The Pakistan government appealed to the High Court of England and Wales against the LCIA arbitral award in favour of Broadsheet, on the ground that LCIA had failed to give sufficient reason on how it had valued the award in favour of Broadsheet.
However, in July 2019 the court rejected the appeal and held that "an arbitration tribunal's failure to explain how it had valued a loss of chance claim did not of itself constitute a reason for the unsuccessful party to challenge the award under s.69 Arbitration Act 1996". It further held that Pakistan had unlawfully terminated its contract with Broadsheet.

In July 2020, Broadsheet also said that it would seize the assets of the Pakistan national cricket team which was in the UK at the time, though it was believed that would not be legally tenable as the Pakistan team is not representative of the Pakistan state or government but that of the Pakistan Cricket Board, an autonomous body.

On 17 December 2020, the London High Court ordered that $28.7 million, inclusive of interest, be debited from the accounts of the High Commission of Pakistan in London, with a deadline of 22 December to challenge the order and a deadline of 31 December to pay the penalty. However, the Pakistan government missed both the deadlines.

On 1 January 2021, Pakistan's federal cabinet approved the payment of the $28.7 million to Broadsheet while also declaring it would challenge the court order to debit money from the accounts of the High Commission of Pakistan in London. On 6 January 2021, an inter-ministerial meeting at the Pakistan Foreign Office was informed that even though the Pakistan government had sent several communications, the UK government did not inform the bank about the diplomatic immunity of the Pakistan High Commission accounts. On 16 January 2021, in view of the London High Court's orders on the Broadsheet case as well as the attachment of Pakistan held assets in the UK in the Reko Diq case verdict, Pakistan's Ministry of Foreign Affairs advised government entities to keep their foreign accounts and assets at a minimum in order to protect the country's foreign assets.

==Broadsheet inquiry commission==
On 22 January 2021, the Federal Government appointed a one-man inquiry commission headed by former Supreme Court judge, Azmat Saeed Sheikh to probe into the Broadsheet scandal. However, the two major opposition parties of Pakistan – the Pakistan Muslim League (N) and the Pakistan Peoples Party – rejected the government's appointing of Justice (retd) Sheikh to the inquiry commission, citing his past affiliation with NAB as creating a "conflict of interest".

On 8 March it was reported that the Government's own branches the Ministry of Law, the Ministry of Finance and the Attorney General for Pakistan (AGP) office were not cooperating with the investigation and had not provided the relevant records for it.

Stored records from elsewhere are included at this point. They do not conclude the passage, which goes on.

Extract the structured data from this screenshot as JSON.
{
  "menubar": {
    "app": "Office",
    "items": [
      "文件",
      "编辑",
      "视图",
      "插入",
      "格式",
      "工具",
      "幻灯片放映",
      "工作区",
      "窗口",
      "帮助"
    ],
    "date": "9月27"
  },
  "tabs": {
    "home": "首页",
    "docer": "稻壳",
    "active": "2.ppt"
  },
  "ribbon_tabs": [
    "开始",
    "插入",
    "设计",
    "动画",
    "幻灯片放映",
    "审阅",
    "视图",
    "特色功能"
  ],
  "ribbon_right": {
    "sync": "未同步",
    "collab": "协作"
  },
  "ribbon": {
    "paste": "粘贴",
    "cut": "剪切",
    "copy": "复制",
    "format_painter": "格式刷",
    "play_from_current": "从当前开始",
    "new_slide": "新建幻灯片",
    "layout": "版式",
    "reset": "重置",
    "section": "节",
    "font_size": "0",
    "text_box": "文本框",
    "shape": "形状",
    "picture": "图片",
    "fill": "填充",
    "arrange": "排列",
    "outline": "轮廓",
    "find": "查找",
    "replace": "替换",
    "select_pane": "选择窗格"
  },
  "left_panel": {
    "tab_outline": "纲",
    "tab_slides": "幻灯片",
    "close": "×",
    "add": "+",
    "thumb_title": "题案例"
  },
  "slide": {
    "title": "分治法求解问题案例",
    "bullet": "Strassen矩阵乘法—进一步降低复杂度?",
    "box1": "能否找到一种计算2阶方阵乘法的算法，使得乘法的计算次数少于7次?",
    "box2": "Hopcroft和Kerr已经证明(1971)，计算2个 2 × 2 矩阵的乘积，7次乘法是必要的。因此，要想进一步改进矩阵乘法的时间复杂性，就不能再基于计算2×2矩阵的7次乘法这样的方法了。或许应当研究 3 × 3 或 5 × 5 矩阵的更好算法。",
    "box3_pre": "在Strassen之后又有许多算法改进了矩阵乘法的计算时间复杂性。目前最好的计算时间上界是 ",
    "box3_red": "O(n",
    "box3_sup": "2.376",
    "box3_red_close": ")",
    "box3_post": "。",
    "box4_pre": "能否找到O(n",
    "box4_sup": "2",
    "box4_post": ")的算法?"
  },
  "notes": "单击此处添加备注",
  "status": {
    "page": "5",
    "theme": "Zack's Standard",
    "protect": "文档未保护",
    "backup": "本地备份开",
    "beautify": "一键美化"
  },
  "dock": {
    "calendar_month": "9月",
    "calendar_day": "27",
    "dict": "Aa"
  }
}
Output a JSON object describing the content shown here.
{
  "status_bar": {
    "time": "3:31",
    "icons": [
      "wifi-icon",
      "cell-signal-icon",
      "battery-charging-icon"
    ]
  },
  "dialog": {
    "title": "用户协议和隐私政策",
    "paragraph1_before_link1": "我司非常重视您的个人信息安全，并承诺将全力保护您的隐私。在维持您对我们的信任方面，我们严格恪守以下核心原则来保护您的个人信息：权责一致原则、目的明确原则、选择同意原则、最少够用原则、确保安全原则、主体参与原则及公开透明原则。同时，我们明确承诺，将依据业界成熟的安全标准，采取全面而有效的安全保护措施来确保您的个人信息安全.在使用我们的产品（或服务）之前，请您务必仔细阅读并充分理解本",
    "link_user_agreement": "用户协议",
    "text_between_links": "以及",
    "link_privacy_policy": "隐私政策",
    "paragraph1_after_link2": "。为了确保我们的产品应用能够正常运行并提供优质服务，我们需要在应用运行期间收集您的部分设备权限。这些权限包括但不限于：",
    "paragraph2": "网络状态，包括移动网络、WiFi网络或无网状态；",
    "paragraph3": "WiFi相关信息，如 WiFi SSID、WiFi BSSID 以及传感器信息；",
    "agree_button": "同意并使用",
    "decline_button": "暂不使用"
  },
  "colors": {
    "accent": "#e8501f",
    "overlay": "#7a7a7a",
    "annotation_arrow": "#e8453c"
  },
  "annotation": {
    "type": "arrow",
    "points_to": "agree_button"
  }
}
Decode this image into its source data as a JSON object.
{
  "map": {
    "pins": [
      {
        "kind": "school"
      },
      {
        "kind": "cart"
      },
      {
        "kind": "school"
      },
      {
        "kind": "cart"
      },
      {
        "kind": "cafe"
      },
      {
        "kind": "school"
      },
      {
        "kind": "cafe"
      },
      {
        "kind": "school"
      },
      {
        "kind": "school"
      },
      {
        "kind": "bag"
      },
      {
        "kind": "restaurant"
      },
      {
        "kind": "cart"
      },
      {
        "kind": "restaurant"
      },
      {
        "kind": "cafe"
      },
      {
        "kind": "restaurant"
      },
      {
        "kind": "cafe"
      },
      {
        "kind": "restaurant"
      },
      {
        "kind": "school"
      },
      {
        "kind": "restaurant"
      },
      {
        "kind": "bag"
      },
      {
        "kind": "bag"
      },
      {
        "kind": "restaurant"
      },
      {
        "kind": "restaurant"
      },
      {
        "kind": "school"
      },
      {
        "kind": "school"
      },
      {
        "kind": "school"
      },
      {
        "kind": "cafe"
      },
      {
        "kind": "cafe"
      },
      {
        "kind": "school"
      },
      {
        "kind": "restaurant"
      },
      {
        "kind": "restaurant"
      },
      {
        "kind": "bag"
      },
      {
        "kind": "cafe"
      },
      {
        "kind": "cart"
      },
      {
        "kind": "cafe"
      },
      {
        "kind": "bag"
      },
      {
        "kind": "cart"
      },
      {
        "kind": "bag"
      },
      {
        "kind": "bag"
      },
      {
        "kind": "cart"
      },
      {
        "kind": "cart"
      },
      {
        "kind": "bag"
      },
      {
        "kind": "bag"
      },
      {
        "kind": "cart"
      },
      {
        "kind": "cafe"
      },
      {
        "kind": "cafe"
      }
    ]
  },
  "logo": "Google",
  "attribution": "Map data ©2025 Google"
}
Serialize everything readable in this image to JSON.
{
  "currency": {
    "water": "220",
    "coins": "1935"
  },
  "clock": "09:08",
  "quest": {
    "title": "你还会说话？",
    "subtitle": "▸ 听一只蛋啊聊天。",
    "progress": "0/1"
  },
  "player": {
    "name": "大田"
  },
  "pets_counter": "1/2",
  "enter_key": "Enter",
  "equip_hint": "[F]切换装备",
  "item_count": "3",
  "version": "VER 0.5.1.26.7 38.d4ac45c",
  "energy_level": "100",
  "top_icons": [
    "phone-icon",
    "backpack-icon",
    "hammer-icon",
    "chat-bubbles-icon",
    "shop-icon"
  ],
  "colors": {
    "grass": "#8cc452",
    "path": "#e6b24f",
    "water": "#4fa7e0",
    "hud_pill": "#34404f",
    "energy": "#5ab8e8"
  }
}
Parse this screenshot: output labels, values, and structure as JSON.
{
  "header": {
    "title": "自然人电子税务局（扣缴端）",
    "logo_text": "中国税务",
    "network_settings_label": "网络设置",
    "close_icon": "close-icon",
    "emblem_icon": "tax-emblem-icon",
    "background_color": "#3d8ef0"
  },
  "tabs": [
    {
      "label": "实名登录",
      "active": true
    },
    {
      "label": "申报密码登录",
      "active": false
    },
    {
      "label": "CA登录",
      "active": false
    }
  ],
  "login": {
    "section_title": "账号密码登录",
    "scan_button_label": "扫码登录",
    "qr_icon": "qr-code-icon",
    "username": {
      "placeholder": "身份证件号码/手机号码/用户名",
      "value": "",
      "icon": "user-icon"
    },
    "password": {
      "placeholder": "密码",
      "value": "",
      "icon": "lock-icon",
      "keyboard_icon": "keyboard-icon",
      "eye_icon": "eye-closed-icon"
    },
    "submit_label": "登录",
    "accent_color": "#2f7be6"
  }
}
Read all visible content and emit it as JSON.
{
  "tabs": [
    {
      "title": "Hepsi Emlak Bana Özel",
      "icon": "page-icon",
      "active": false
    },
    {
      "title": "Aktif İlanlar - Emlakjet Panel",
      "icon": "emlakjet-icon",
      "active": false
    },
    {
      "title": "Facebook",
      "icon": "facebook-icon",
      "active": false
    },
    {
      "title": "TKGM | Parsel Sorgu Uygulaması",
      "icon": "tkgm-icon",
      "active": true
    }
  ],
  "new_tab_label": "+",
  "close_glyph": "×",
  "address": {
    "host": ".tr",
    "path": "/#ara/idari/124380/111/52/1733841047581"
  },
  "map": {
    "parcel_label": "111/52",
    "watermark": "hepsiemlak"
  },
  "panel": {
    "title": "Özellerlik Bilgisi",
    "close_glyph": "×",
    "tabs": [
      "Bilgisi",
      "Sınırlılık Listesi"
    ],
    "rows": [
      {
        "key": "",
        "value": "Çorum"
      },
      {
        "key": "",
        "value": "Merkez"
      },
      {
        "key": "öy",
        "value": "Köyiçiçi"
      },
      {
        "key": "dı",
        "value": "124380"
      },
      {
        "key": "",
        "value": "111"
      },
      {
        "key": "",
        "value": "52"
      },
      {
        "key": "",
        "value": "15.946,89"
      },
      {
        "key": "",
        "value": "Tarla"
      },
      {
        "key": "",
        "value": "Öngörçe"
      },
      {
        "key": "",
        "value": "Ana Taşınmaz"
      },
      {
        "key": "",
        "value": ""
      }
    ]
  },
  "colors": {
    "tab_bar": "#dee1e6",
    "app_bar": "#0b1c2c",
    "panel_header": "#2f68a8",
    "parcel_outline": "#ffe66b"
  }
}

On 22 March, the commission completed its investigation into the payment made to the British-based asset recovery firm Broadsheet LLC. In its report, the commission found that the payment record of $1.5 million (Rs234m) to the fake Broadsheet was missing. It found that the records for the payment had disappeared from the ministries of finance and law, the office of the attorney general as well as the High Commission of Pakistan in London. As per a private TV channel, the files containing the payment details had been stolen from these places.